Sunday, August 06, 2006

When I Grow Up

I finally realized what I wanted to be when I grew up.

I've always been fascinated by abandoned, lost, places. When I was young, I used to go exploring the woods surrounding my house. I discovered an illegal junkyard with a dozen cars in it. Most had been there for decades, and I investigated every one of them. It wasn't the cars themselves that interested me; every single one of them had a story. Every one had something that they could tell me about who had been in them, what kind of lives they had led. Surrounding them on all sides was someone's junk, the heaped and forgotten detritus of an anonymous life. Baby carriages. Bird cages. Long forgotten toys. I knew that everything there had meant something to someone once.

Less than a mile away, I also discovered the remains of an old homestead. Almost nothing remained of it, just a clearing overgrown with long grass. In the center stood the crumbling remains of a foundation and an electric pole, sans wires to the power grid. I wanted to know who had lived there, when, why they had left, and when they had gotten there.

This interest in the forgotten never left me. For me, there's mystery, dignity, and an exciting sense of uncovering the unknown.

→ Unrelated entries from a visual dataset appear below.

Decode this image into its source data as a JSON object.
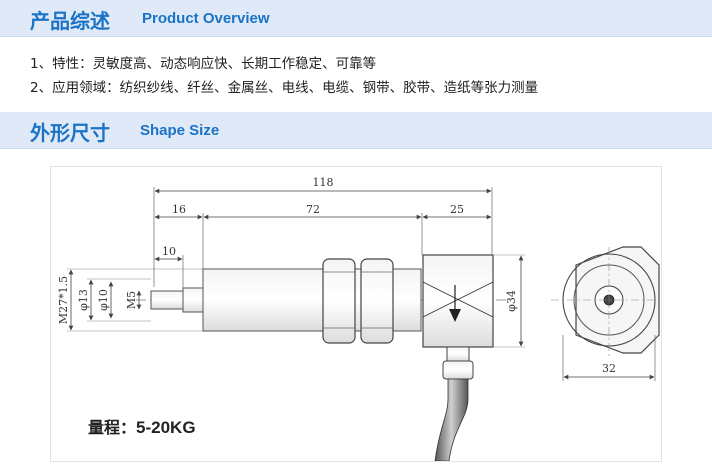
{
  "overview": {
    "title_cn": "产品综述",
    "title_en": "Product Overview",
    "lines": [
      "1、特性：灵敏度高、动态响应快、长期工作稳定、可靠等",
      "2、应用领域：纺织纱线、纤丝、金属丝、电线、电缆、钢带、胶带、造纸等张力测量"
    ]
  },
  "shape": {
    "title_cn": "外形尺寸",
    "title_en": "Shape Size"
  },
  "dimensions": {
    "total_length": "118",
    "d16": "16",
    "d72": "72",
    "d25": "25",
    "d10": "10",
    "thread": "M27*1.5",
    "dia13": "φ13",
    "dia10": "φ10",
    "m5": "M5",
    "dia34": "φ34",
    "w32": "32"
  },
  "range": {
    "label": "量程：",
    "value": "5-20KG"
  }
}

Christine and I biked out to an abandoned hotel to poke through the ruins. Megan, Mike and I toured the underground tunnels in downtown Seattle. I would love to become an urban explorer, but it's a dangerous hobby and not the sort of thing one wants to do on his own if he values his life.

I wish that I'd realized that there could have been a future and a career for me in archeology and exploration. I think it would have been a far more interesting and rewarding life than the one I'm leading now.